Mr Ouédraogo expliquera que les principes de base du droit ont été bafoués par l’autorité. Les travailleurs ont été mis à l’écart de la reconstitution de la société. La norme aurait voulu qu’ils participent à la réouverture de la boîte. « Mais nous sommes d’abord dans un premier temps, victime d’un déni de justice.
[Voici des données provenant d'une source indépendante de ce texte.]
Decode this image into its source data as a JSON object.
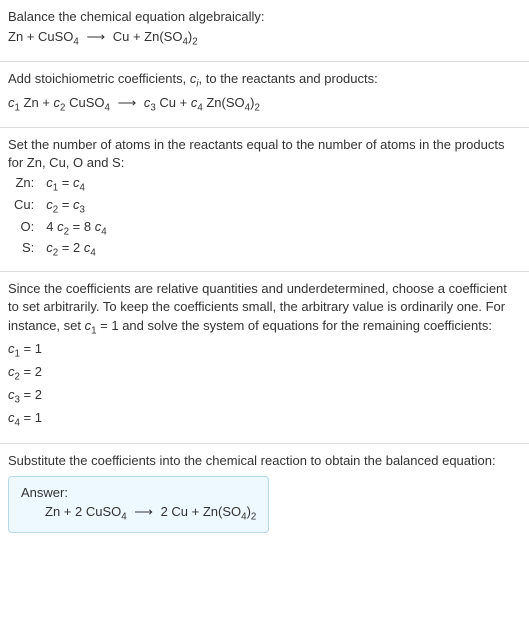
{
  "s1": {
    "title": "Balance the chemical equation algebraically:",
    "eq_pre": "Zn + CuSO",
    "eq_sub1": "4",
    "eq_arrow": "⟶",
    "eq_post1": "Cu + Zn(SO",
    "eq_sub2": "4",
    "eq_post2": ")",
    "eq_sub3": "2"
  },
  "s2": {
    "title_a": "Add stoichiometric coefficients, ",
    "title_ci": "c",
    "title_i": "i",
    "title_b": ", to the reactants and products:",
    "c1": "c",
    "n1": "1",
    "t1": " Zn + ",
    "c2": "c",
    "n2": "2",
    "t2": " CuSO",
    "sub2": "4",
    "arrow": "⟶",
    "c3": "c",
    "n3": "3",
    "t3": " Cu + ",
    "c4": "c",
    "n4": "4",
    "t4": " Zn(SO",
    "sub4a": "4",
    "t4b": ")",
    "sub4b": "2"
  },
  "s3": {
    "title": "Set the number of atoms in the reactants equal to the number of atoms in the products for Zn, Cu, O and S:",
    "rows": [
      {
        "label": "Zn:",
        "lhs_c": "c",
        "lhs_n": "1",
        "mid": " = ",
        "rhs_c": "c",
        "rhs_n": "4",
        "pre": "",
        "post": ""
      },
      {
        "label": "Cu:",
        "lhs_c": "c",
        "lhs_n": "2",
        "mid": " = ",
        "rhs_c": "c",
        "rhs_n": "3",
        "pre": "",
        "post": ""
      },
      {
        "label": "O:",
        "lhs_c": "c",
        "lhs_n": "2",
        "mid": " = 8 ",
        "rhs_c": "c",
        "rhs_n": "4",
        "pre": "4 ",
        "post": ""
      },
      {
        "label": "S:",
        "lhs_c": "c",
        "lhs_n": "2",
        "mid": " = 2 ",
        "rhs_c": "c",
        "rhs_n": "4",
        "pre": "",
        "post": ""
      }
    ]
  },
  "s4": {
    "p1a": "Since the coefficients are relative quantities and underdetermined, choose a coefficient to set arbitrarily. To keep the coefficients small, the arbitrary value is ordinarily one. For instance, set ",
    "c": "c",
    "n": "1",
    "p1b": " = 1 and solve the system of equations for the remaining coefficients:",
    "rows": [
      {
        "c": "c",
        "n": "1",
        "rhs": " = 1"
      },
      {
        "c": "c",
        "n": "2",
        "rhs": " = 2"
      },
      {
        "c": "c",
        "n": "3",
        "rhs": " = 2"
      },
      {
        "c": "c",
        "n": "4",
        "rhs": " = 1"
      }
    ]
  },
  "s5": {
    "title": "Substitute the coefficients into the chemical reaction to obtain the balanced equation:",
    "answer_label": "Answer:",
    "eq_a": "Zn + 2 CuSO",
    "sub1": "4",
    "arrow": "⟶",
    "eq_b": "2 Cu + Zn(SO",
    "sub2": "4",
    "eq_c": ")",
    "sub3": "2"
  }
}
La décision exécutoire en 8 jours de l’arbitre Pitroipa Emmanuel, dure depuis 5 ans, laissant environ 430 travailleurs ou leurs ayant droits dans les difficultés ». Et il ajoute : « que si l’Etat s’intéressait au sort des travailleurs, il allait rouvrir dans les 2 ans suivant la fermeture dans la mesure où, passé ce délai, les ex travailleurs n’ont plus un mot à dire sur la nouvelle société ».

A la question de savoir si Fasotex peut avoir le même succès que Faso Fani, il dira : « Ca va être difficile même avec des exonérations au niveau de la Sonabel, de la Douane.. , tant qu’une politique de production sérieuse n’est pas mise en place ».

Et cette politique serait d’abord de recruter beaucoup pour produire beaucoup, ensuite il s’agira de mettre en confiance les consommateurs nationaux sur la qualité des produits.

En tout cas, on se rendra compte, en interrogeant les uns et les autres au centre ville, que personne ne sait véritablement ce que devient Fasotex.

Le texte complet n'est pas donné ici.